In this study, researchers performed genome-wide chromosome conformation capture technique (Hi-C) to obtain a chromosome-scale assembly based on the draft genome of C. sinensis var. sinensis and successfully ordered 2,984.7 Mb (94.7%) scaffolds into 15 chromosomes. The scaffold N50 of the improved genome was 218.1 Mb, increased by ~157-fold higher than that of the draft genome.
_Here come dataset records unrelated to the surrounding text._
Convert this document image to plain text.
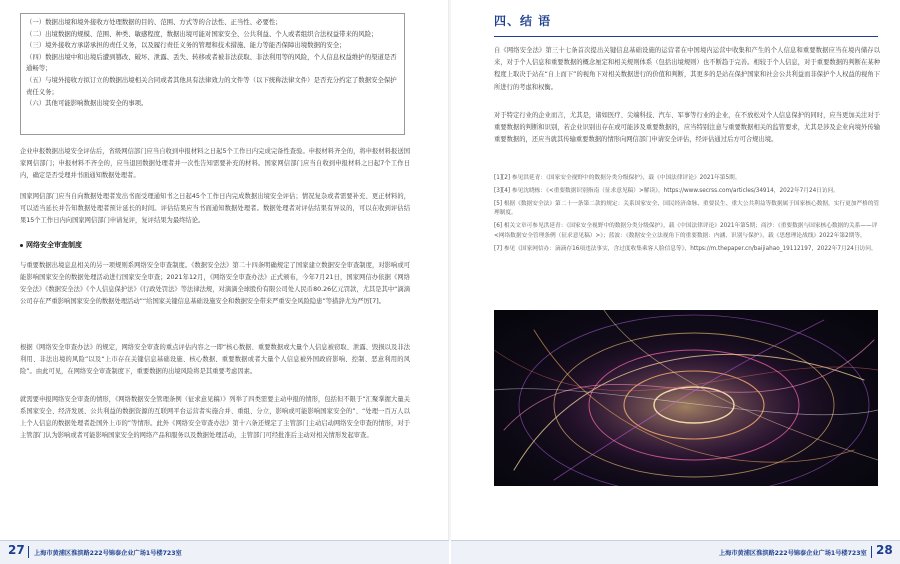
（一）数据出境和境外接收方处理数据的目的、范围、方式等的合法性、正当性、必要性；

（二）出境数据的规模、范围、种类、敏感程度，数据出境可能对国家安全、公共利益、个人或者组织合法权益带来的风险；

（三）境外接收方承诺承担的责任义务，以及履行责任义务的管理和技术措施、能力等能否保障出境数据的安全；

（四）数据出境中和出境后遭到篡改、破坏、泄露、丢失、转移或者被非法获取、非法利用等的风险，个人信息权益维护的渠道是否通畅等；

（五）与境外接收方拟订立的数据出境相关合同或者其他具有法律效力的文件等（以下统称法律文件）是否充分约定了数据安全保护责任义务；

（六）其他可能影响数据出境安全的事项。

企业申报数据出境安全评估后，省级网信部门应当自收到申报材料之日起5个工作日内完成完备性查验。申报材料齐全的，将申报材料报送国家网信部门；申报材料不齐全的，应当退回数据处理者并一次性告知需要补充的材料。国家网信部门应当自收到申报材料之日起7个工作日内，确定是否受理并书面通知数据处理者。

国家网信部门应当自向数据处理者发出书面受理通知书之日起45个工作日内完成数据出境安全评估；情况复杂或者需要补充、更正材料的，可以适当延长并告知数据处理者预计延长的时间。评估结果应当书面通知数据处理者。数据处理者对评估结果有异议的，可以在收到评估结果15个工作日内向国家网信部门申请复评，复评结果为最终结论。

网络安全审查制度

与重要数据出境息息相关的另一项规则系网络安全审查制度。《数据安全法》第二十四条明确规定了国家建立数据安全审查制度，对影响或可能影响国家安全的数据处理活动进行国家安全审查；2021年12月，《网络安全审查办法》正式颁布，今年7月21日，国家网信办依据《网络安全法》《数据安全法》《个人信息保护法》《行政处罚法》等法律法规，对滴滴全球股份有限公司处人民币80.26亿元罚款，尤其是其中“滴滴公司存在严重影响国家安全的数据处理活动”“给国家关键信息基础设施安全和数据安全带来严重安全风险隐患”等措辞尤为严厉[7]。

根据《网络安全审查办法》的规定，网络安全审查的重点评估内容之一即“核心数据、重要数据或大量个人信息被窃取、泄露、毁损以及非法利用、非法出境的风险”以及“上市存在关键信息基础设施、核心数据、重要数据或者大量个人信息被外国政府影响、控制、恶意利用的风险”。由此可见，在网络安全审查制度下，重要数据的出境风险将是其重要考虑因素。

就需要申报网络安全审查的情形，《网络数据安全管理条例（征求意见稿）》列举了四类需要主动申报的情形，包括但不限于“汇聚掌握大量关系国家安全、经济发展、公共利益的数据资源的互联网平台运营者实施合并、重组、分立，影响或可能影响国家安全的”、“处理一百万人以上个人信息的数据处理者赴国外上市的”等情形。此外《网络安全审查办法》第十六条还规定了主管部门主动启动网络安全审查的情形，对于主管部门认为影响或者可能影响国家安全的网络产品和服务以及数据处理活动，主管部门可经批准后主动对相关情形发起审查。

四、结 语

自《网络安全法》第三十七条首次提出关键信息基础设施的运营者在中国境内运营中收集和产生的个人信息和重要数据应当在境内储存以来，对于个人信息和重要数据的概念厘定和相关规则体系（包括出境规则）也不断趋于完善。相较于个人信息，对于重要数据的判断在某种程度上取决于站在“自上而下”的视角下对相关数据进行的价值和判断，其更多的是站在保护国家和社会公共利益而非保护个人权益的视角下所进行的考虑和权衡。

对于特定行业的企业而言，尤其是，诸如医疗、尖端科技、汽车、军事等行业的企业，在不放松对个人信息保护的同时，应当更加关注对于重要数据的判断和识别，若企业识别出存在或可能涉及重要数据的，应当特别注意与重要数据相关的监管要求，尤其是涉及企业向境外传输重要数据的，还应当就其传输重要数据的情形向网信部门申请安全评估，经评估通过后方可合规出境。

[1][2] 参见洪延青：《国家安全视野中的数据分类分级保护》，载《中国法律评论》2021年第5期。
[3][4] 参见沈晓栋：《<重要数据识别指南（征求意见稿）>解读》，https://www.secrss.com/articles/34914，2022年7月24日访问。
[5] 根据《数据安全法》第二十一条第二款的规定：关系国家安全、国民经济命脉、重要民生、重大公共利益等数据属于国家核心数据，实行更加严格的管理制度。
[6] 相关文章可参见洪延青：《国家安全视野中的数据分类分级保护》，载《中国法律评论》2021年第5期；商沙：《重要数据与国家核心数据的关系——评<网络数据安全管理条例（征求意见稿）>》；蓝波：《数据安全立法视角下的重要数据：内涵、识别与保护》，载《思想理论战线》2022年第2期等。
[7] 参见《国家网信办：滴滴存16项违法事实，含过度收集乘客人脸信息等》，https://m.thepaper.cn/baijiahao_19112197，2022年7月24日访问。
27 上海市黄浦区淮滨路222号锦泰企业广场1号楼723室	上海市黄浦区淮滨路222号锦泰企业广场1号楼723室 28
Researchers clarified only one Camellia recent tetraploidization event (CRT, 58.9~61.7 Mya) occurred after the core-eudicot common hexaploidization event (ECH, 146.6~152.7 Mya).

 

 

Meanwhile, 9,243 genes (28.6%) occurred in tandem duplication and most of these expanded after CRT event. These gene duplicates increased functionally divergent genes that play important roles on the tea-specific biosynthesis or stress response.

 

 

Sixty-four catechin- and caffeine-related QTLs were anchored to the chromosome assembly. Of these, two catechin-related QTL hotspots derived from the CRT event, which illustrated that polyploidy has played a dramatic role in the diversification of tea germplasms.

 

 

The availability of a chromosome-scale genome of tea plant holds great promise for the understanding of genome evolution and the discovery of novel genes contributing to the agronomically beneficial traits in future breeding program.

 

The discovery was published in Horticulture Research in a paper entitled “The chromosome-scale genome reveals the evolution and diversification after the recent tetraploidization event in tea plant”. The research was funded by the Ministry of Agriculture and Rural Affairs of China through the Earmarked Fund for China Agriculture Research System (CARS-019), the Chinese Academy of Agricultural Sciences through the Agricultural Science and Technology Innovation Program (CAAS-ASTIP-2017-TRICAAS) and the Zhejiang Provincial Natural Science Foundation of China (Grant LQ20C160010).